Friday, October 21, 2011

Candler Park Festival (part 2)-- Disturbing Flattery

So I've been debating whether to post part 2 of my Candler Park Fest experience.  It's been sitting around waiting for a few days. This retelling of my "disturbing flattery" story will be familiar to all of you fellow small business owners/designers/creators/makers/sellers who show at festivals.

It was a very happy afternoon at the Candler Park Festival this past Saturday.  I love meeting and chatting with folks, who not only come into my booth to buy, but also just to say they admire and chat with the artist.  Heck, I admire and chat more than I buy when I go to festivals... so I was very pleased to do so with this very pretty mom, transporting a toddler on her shoulders, and her 9/10 year old little girl who had a very big impressive digital camera in her hands.  (Nothing like my point and click pocket camera that suffers greatly when I try to take product pictures with it.) When I commented about it she explained she loves to take pictures and I approvingly told her it was a great skill to master at such a young age.

So her mom and I began to chat.  She asked where I bought my fabrics.
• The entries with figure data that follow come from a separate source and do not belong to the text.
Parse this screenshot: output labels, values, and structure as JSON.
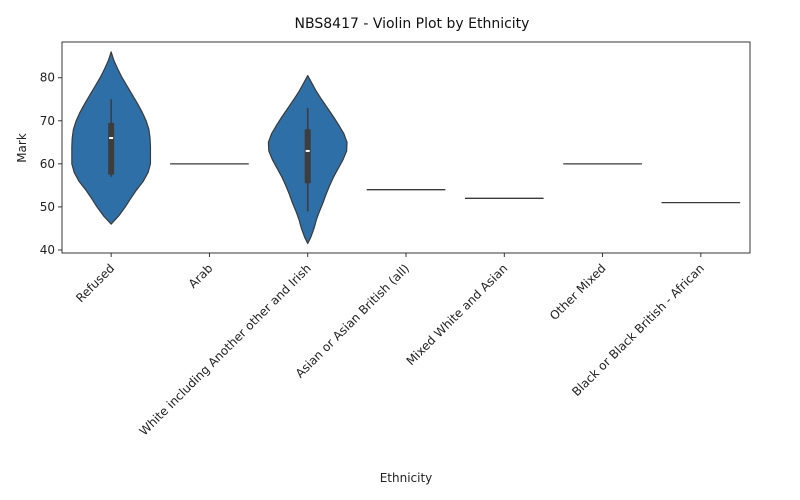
{
  "chart_data": {
    "type": "violin",
    "title": "NBS8417 - Violin Plot by Ethnicity",
    "xlabel": "Ethnicity",
    "ylabel": "Mark",
    "ylim": [
      39.3,
      88.3
    ],
    "yticks": [
      40,
      50,
      60,
      70,
      80
    ],
    "grid": false,
    "legend": "none",
    "color": "#2f6fa7",
    "categories": [
      "Refused",
      "Arab",
      "White including Another other and Irish",
      "Asian or Asian British (all)",
      "Mixed White and Asian",
      "Other Mixed",
      "Black or Black British - African"
    ],
    "violins": [
      {
        "category": "Refused",
        "min": 57,
        "q1": 57.5,
        "median": 66,
        "q3": 69.5,
        "max": 75,
        "density": [
          [
            46,
            0
          ],
          [
            48,
            0.2
          ],
          [
            50,
            0.36
          ],
          [
            52,
            0.5
          ],
          [
            54,
            0.65
          ],
          [
            56,
            0.82
          ],
          [
            58,
            0.94
          ],
          [
            60,
            1.0
          ],
          [
            62,
            1.0
          ],
          [
            64,
            1.0
          ],
          [
            66,
            0.99
          ],
          [
            68,
            0.96
          ],
          [
            70,
            0.89
          ],
          [
            72,
            0.79
          ],
          [
            74,
            0.67
          ],
          [
            76,
            0.54
          ],
          [
            78,
            0.41
          ],
          [
            80,
            0.28
          ],
          [
            82,
            0.17
          ],
          [
            84,
            0.07
          ],
          [
            86,
            0
          ]
        ]
      },
      {
        "category": "Arab",
        "value": 60
      },
      {
        "category": "White including Another other and Irish",
        "min": 49,
        "q1": 55.5,
        "median": 63,
        "q3": 68,
        "max": 73,
        "density": [
          [
            41.5,
            0
          ],
          [
            43,
            0.08
          ],
          [
            45,
            0.16
          ],
          [
            47,
            0.22
          ],
          [
            49,
            0.3
          ],
          [
            51,
            0.39
          ],
          [
            53,
            0.47
          ],
          [
            55,
            0.56
          ],
          [
            57,
            0.66
          ],
          [
            59,
            0.78
          ],
          [
            61,
            0.9
          ],
          [
            63,
            0.99
          ],
          [
            65,
            1.0
          ],
          [
            67,
            0.92
          ],
          [
            69,
            0.79
          ],
          [
            71,
            0.65
          ],
          [
            73,
            0.5
          ],
          [
            75,
            0.35
          ],
          [
            77,
            0.21
          ],
          [
            79,
            0.09
          ],
          [
            80.5,
            0
          ]
        ]
      },
      {
        "category": "Asian or Asian British (all)",
        "value": 54
      },
      {
        "category": "Mixed White and Asian",
        "value": 52
      },
      {
        "category": "Other Mixed",
        "value": 60
      },
      {
        "category": "Black or Black British - African",
        "value": 51
      }
    ]
  }
}
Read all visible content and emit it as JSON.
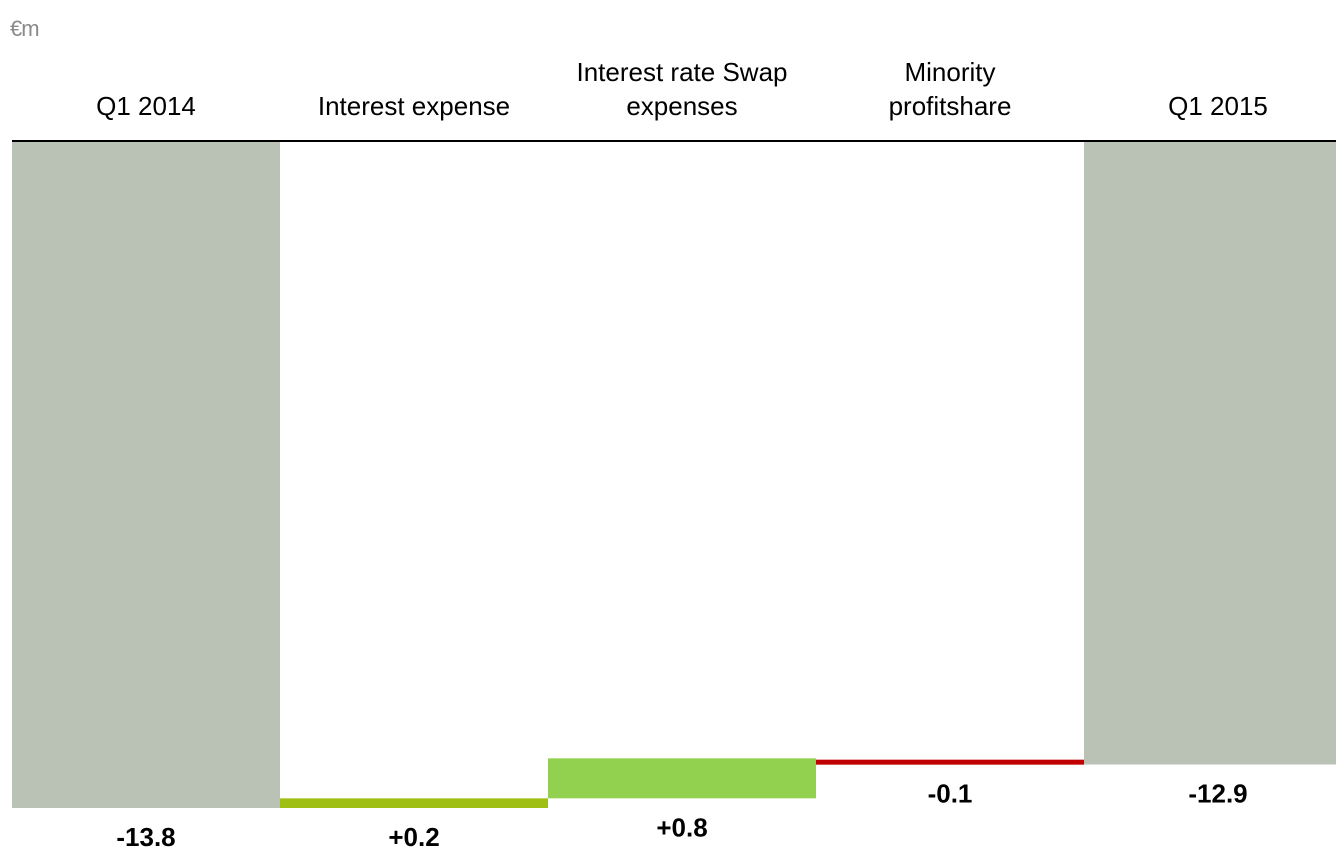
{
  "unit_label": "€m",
  "chart_data": {
    "type": "bar",
    "subtype": "waterfall",
    "categories": [
      [
        "Q1 2014"
      ],
      [
        "Interest expense"
      ],
      [
        "Interest rate Swap",
        "expenses"
      ],
      [
        "Minority",
        "profitshare"
      ],
      [
        "Q1 2015"
      ]
    ],
    "values": [
      -13.8,
      0.2,
      0.8,
      -0.1,
      -12.9
    ],
    "value_labels": [
      "-13.8",
      "+0.2",
      "+0.8",
      "-0.1",
      "-12.9"
    ],
    "bar_kinds": [
      "total",
      "delta",
      "delta",
      "delta",
      "total"
    ],
    "title": "",
    "xlabel": "",
    "ylabel": "",
    "ylim": [
      -13.8,
      0
    ],
    "grid": false,
    "legend": "none",
    "colors": {
      "total": "#b9c2b5",
      "delta_interest": "#a0bf15",
      "delta_swap": "#92d050",
      "negative": "#c00000",
      "axis": "#000000"
    }
  }
}
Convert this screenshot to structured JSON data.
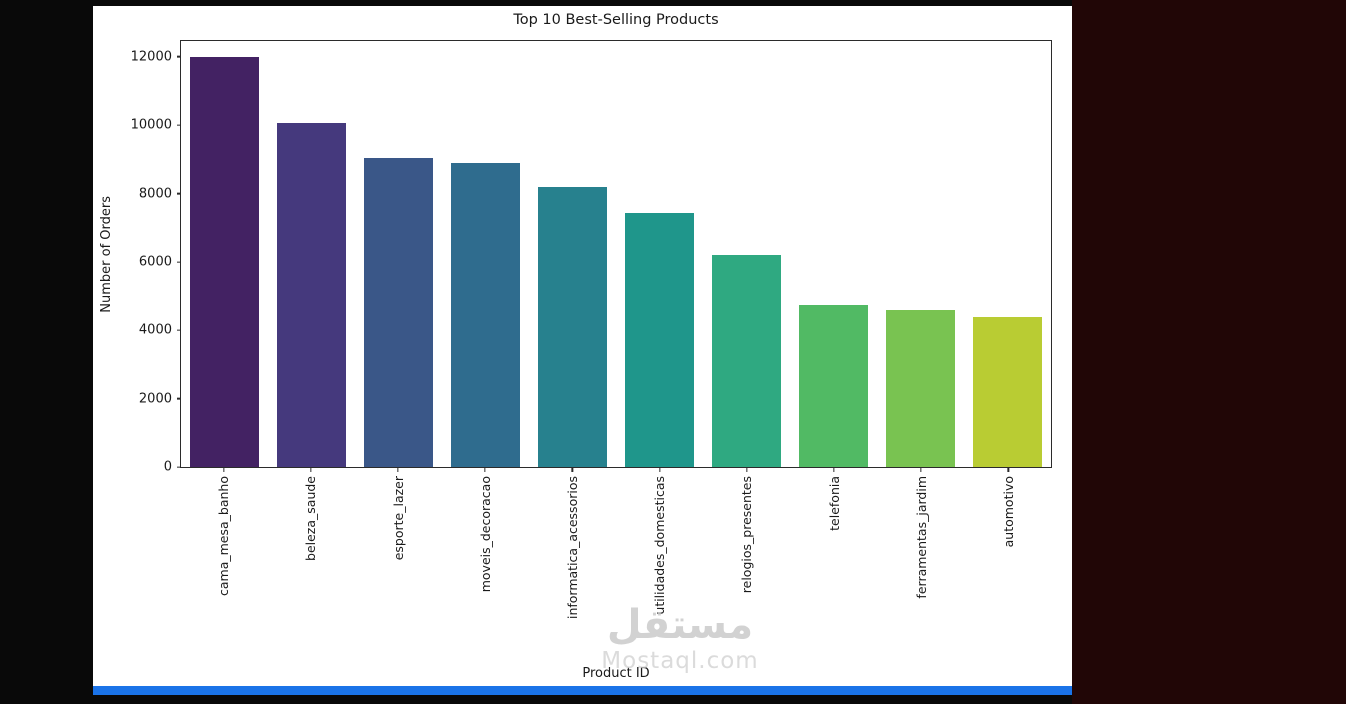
{
  "background": {
    "page_color": "#090909",
    "right_panel_color": "#210606",
    "bottom_bar_color": "#1a73e8"
  },
  "watermark": {
    "arabic": "مستقل",
    "latin": "Mostaql.com"
  },
  "chart_data": {
    "type": "bar",
    "title": "Top 10 Best-Selling Products",
    "xlabel": "Product ID",
    "ylabel": "Number of Orders",
    "ylim": [
      0,
      12460
    ],
    "yticks": [
      0,
      2000,
      4000,
      6000,
      8000,
      10000,
      12000
    ],
    "grid": false,
    "legend": "none",
    "categories": [
      "cama_mesa_banho",
      "beleza_saude",
      "esporte_lazer",
      "moveis_decoracao",
      "informatica_acessorios",
      "utilidades_domesticas",
      "relogios_presentes",
      "telefonia",
      "ferramentas_jardim",
      "automotivo"
    ],
    "values": [
      12000,
      10050,
      9050,
      8880,
      8180,
      7420,
      6200,
      4750,
      4600,
      4400
    ],
    "bar_colors": [
      "#432263",
      "#45397d",
      "#3a5788",
      "#2f6c8e",
      "#27818e",
      "#1f968b",
      "#2fa981",
      "#51ba64",
      "#79c351",
      "#b9cc33"
    ]
  }
}
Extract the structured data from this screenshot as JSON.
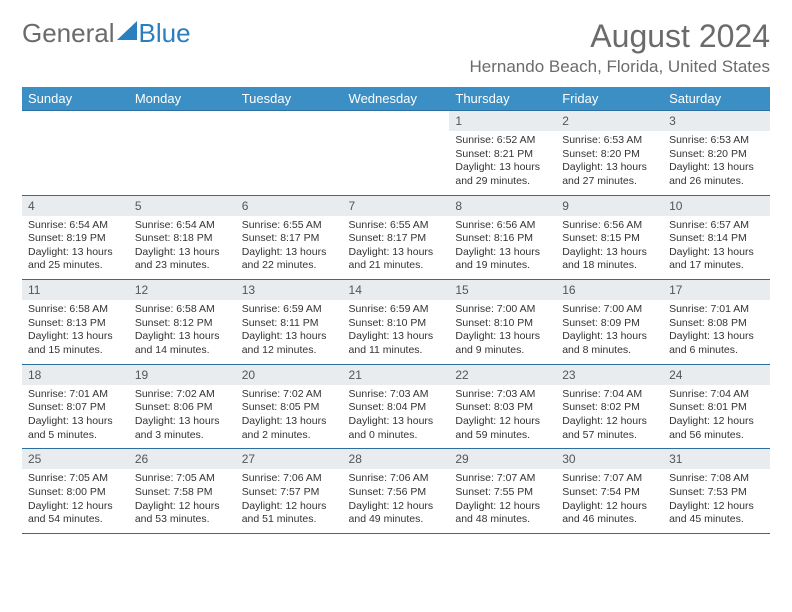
{
  "logo": {
    "text1": "General",
    "text2": "Blue"
  },
  "title": {
    "month": "August 2024",
    "location": "Hernando Beach, Florida, United States"
  },
  "colors": {
    "header_bg": "#3b8fc4",
    "header_text": "#ffffff",
    "border": "#2a6fa0",
    "daynum_bg": "#e8ecef",
    "logo_gray": "#6b6b6b",
    "logo_blue": "#2a7fbf"
  },
  "day_names": [
    "Sunday",
    "Monday",
    "Tuesday",
    "Wednesday",
    "Thursday",
    "Friday",
    "Saturday"
  ],
  "weeks": [
    [
      {
        "num": "",
        "lines": []
      },
      {
        "num": "",
        "lines": []
      },
      {
        "num": "",
        "lines": []
      },
      {
        "num": "",
        "lines": []
      },
      {
        "num": "1",
        "lines": [
          "Sunrise: 6:52 AM",
          "Sunset: 8:21 PM",
          "Daylight: 13 hours and 29 minutes."
        ]
      },
      {
        "num": "2",
        "lines": [
          "Sunrise: 6:53 AM",
          "Sunset: 8:20 PM",
          "Daylight: 13 hours and 27 minutes."
        ]
      },
      {
        "num": "3",
        "lines": [
          "Sunrise: 6:53 AM",
          "Sunset: 8:20 PM",
          "Daylight: 13 hours and 26 minutes."
        ]
      }
    ],
    [
      {
        "num": "4",
        "lines": [
          "Sunrise: 6:54 AM",
          "Sunset: 8:19 PM",
          "Daylight: 13 hours and 25 minutes."
        ]
      },
      {
        "num": "5",
        "lines": [
          "Sunrise: 6:54 AM",
          "Sunset: 8:18 PM",
          "Daylight: 13 hours and 23 minutes."
        ]
      },
      {
        "num": "6",
        "lines": [
          "Sunrise: 6:55 AM",
          "Sunset: 8:17 PM",
          "Daylight: 13 hours and 22 minutes."
        ]
      },
      {
        "num": "7",
        "lines": [
          "Sunrise: 6:55 AM",
          "Sunset: 8:17 PM",
          "Daylight: 13 hours and 21 minutes."
        ]
      },
      {
        "num": "8",
        "lines": [
          "Sunrise: 6:56 AM",
          "Sunset: 8:16 PM",
          "Daylight: 13 hours and 19 minutes."
        ]
      },
      {
        "num": "9",
        "lines": [
          "Sunrise: 6:56 AM",
          "Sunset: 8:15 PM",
          "Daylight: 13 hours and 18 minutes."
        ]
      },
      {
        "num": "10",
        "lines": [
          "Sunrise: 6:57 AM",
          "Sunset: 8:14 PM",
          "Daylight: 13 hours and 17 minutes."
        ]
      }
    ],
    [
      {
        "num": "11",
        "lines": [
          "Sunrise: 6:58 AM",
          "Sunset: 8:13 PM",
          "Daylight: 13 hours and 15 minutes."
        ]
      },
      {
        "num": "12",
        "lines": [
          "Sunrise: 6:58 AM",
          "Sunset: 8:12 PM",
          "Daylight: 13 hours and 14 minutes."
        ]
      },
      {
        "num": "13",
        "lines": [
          "Sunrise: 6:59 AM",
          "Sunset: 8:11 PM",
          "Daylight: 13 hours and 12 minutes."
        ]
      },
      {
        "num": "14",
        "lines": [
          "Sunrise: 6:59 AM",
          "Sunset: 8:10 PM",
          "Daylight: 13 hours and 11 minutes."
        ]
      },
      {
        "num": "15",
        "lines": [
          "Sunrise: 7:00 AM",
          "Sunset: 8:10 PM",
          "Daylight: 13 hours and 9 minutes."
        ]
      },
      {
        "num": "16",
        "lines": [
          "Sunrise: 7:00 AM",
          "Sunset: 8:09 PM",
          "Daylight: 13 hours and 8 minutes."
        ]
      },
      {
        "num": "17",
        "lines": [
          "Sunrise: 7:01 AM",
          "Sunset: 8:08 PM",
          "Daylight: 13 hours and 6 minutes."
        ]
      }
    ],
    [
      {
        "num": "18",
        "lines": [
          "Sunrise: 7:01 AM",
          "Sunset: 8:07 PM",
          "Daylight: 13 hours and 5 minutes."
        ]
      },
      {
        "num": "19",
        "lines": [
          "Sunrise: 7:02 AM",
          "Sunset: 8:06 PM",
          "Daylight: 13 hours and 3 minutes."
        ]
      },
      {
        "num": "20",
        "lines": [
          "Sunrise: 7:02 AM",
          "Sunset: 8:05 PM",
          "Daylight: 13 hours and 2 minutes."
        ]
      },
      {
        "num": "21",
        "lines": [
          "Sunrise: 7:03 AM",
          "Sunset: 8:04 PM",
          "Daylight: 13 hours and 0 minutes."
        ]
      },
      {
        "num": "22",
        "lines": [
          "Sunrise: 7:03 AM",
          "Sunset: 8:03 PM",
          "Daylight: 12 hours and 59 minutes."
        ]
      },
      {
        "num": "23",
        "lines": [
          "Sunrise: 7:04 AM",
          "Sunset: 8:02 PM",
          "Daylight: 12 hours and 57 minutes."
        ]
      },
      {
        "num": "24",
        "lines": [
          "Sunrise: 7:04 AM",
          "Sunset: 8:01 PM",
          "Daylight: 12 hours and 56 minutes."
        ]
      }
    ],
    [
      {
        "num": "25",
        "lines": [
          "Sunrise: 7:05 AM",
          "Sunset: 8:00 PM",
          "Daylight: 12 hours and 54 minutes."
        ]
      },
      {
        "num": "26",
        "lines": [
          "Sunrise: 7:05 AM",
          "Sunset: 7:58 PM",
          "Daylight: 12 hours and 53 minutes."
        ]
      },
      {
        "num": "27",
        "lines": [
          "Sunrise: 7:06 AM",
          "Sunset: 7:57 PM",
          "Daylight: 12 hours and 51 minutes."
        ]
      },
      {
        "num": "28",
        "lines": [
          "Sunrise: 7:06 AM",
          "Sunset: 7:56 PM",
          "Daylight: 12 hours and 49 minutes."
        ]
      },
      {
        "num": "29",
        "lines": [
          "Sunrise: 7:07 AM",
          "Sunset: 7:55 PM",
          "Daylight: 12 hours and 48 minutes."
        ]
      },
      {
        "num": "30",
        "lines": [
          "Sunrise: 7:07 AM",
          "Sunset: 7:54 PM",
          "Daylight: 12 hours and 46 minutes."
        ]
      },
      {
        "num": "31",
        "lines": [
          "Sunrise: 7:08 AM",
          "Sunset: 7:53 PM",
          "Daylight: 12 hours and 45 minutes."
        ]
      }
    ]
  ]
}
We talked about a creative seminar that she had been to with Denyse Schmidt and Anna Maria Horner among others.  I was intrigued!  Wouldn't you be?  So, I asked, "So, what do you do?"  I mean, come on!  Who has the $$$$ to attend  exclusive seminars hosted by America's top fabric designers.  Really now!  She hesitated. " Really, you can tell me," I coaxed, "it's OK."

She did not tell me her name but said that her new line of children's clothing with a national retailer is coming out this week.  How cool was that!!......   At that moment I realized her daughter had been taking pictures of my stuff.  And it had not been evident but stealthily-- and they walked off.  I wasn't going to tackle and accuse a child,  and another person walked in my booth, so I didn't stop the mom.

Usually, I'm not so "dumbstruck".  Please tell me this was all my hyper-paranoia at work.  But you know, I'm going to go with my gut on this one and remember to put up a sign that reads NO PHOTOGRAPHY PLEASE (especially by cute little girls with $1000 cameras).  OK, I am over-thinking this. How does any designer/artist protect their work?  I'm done now.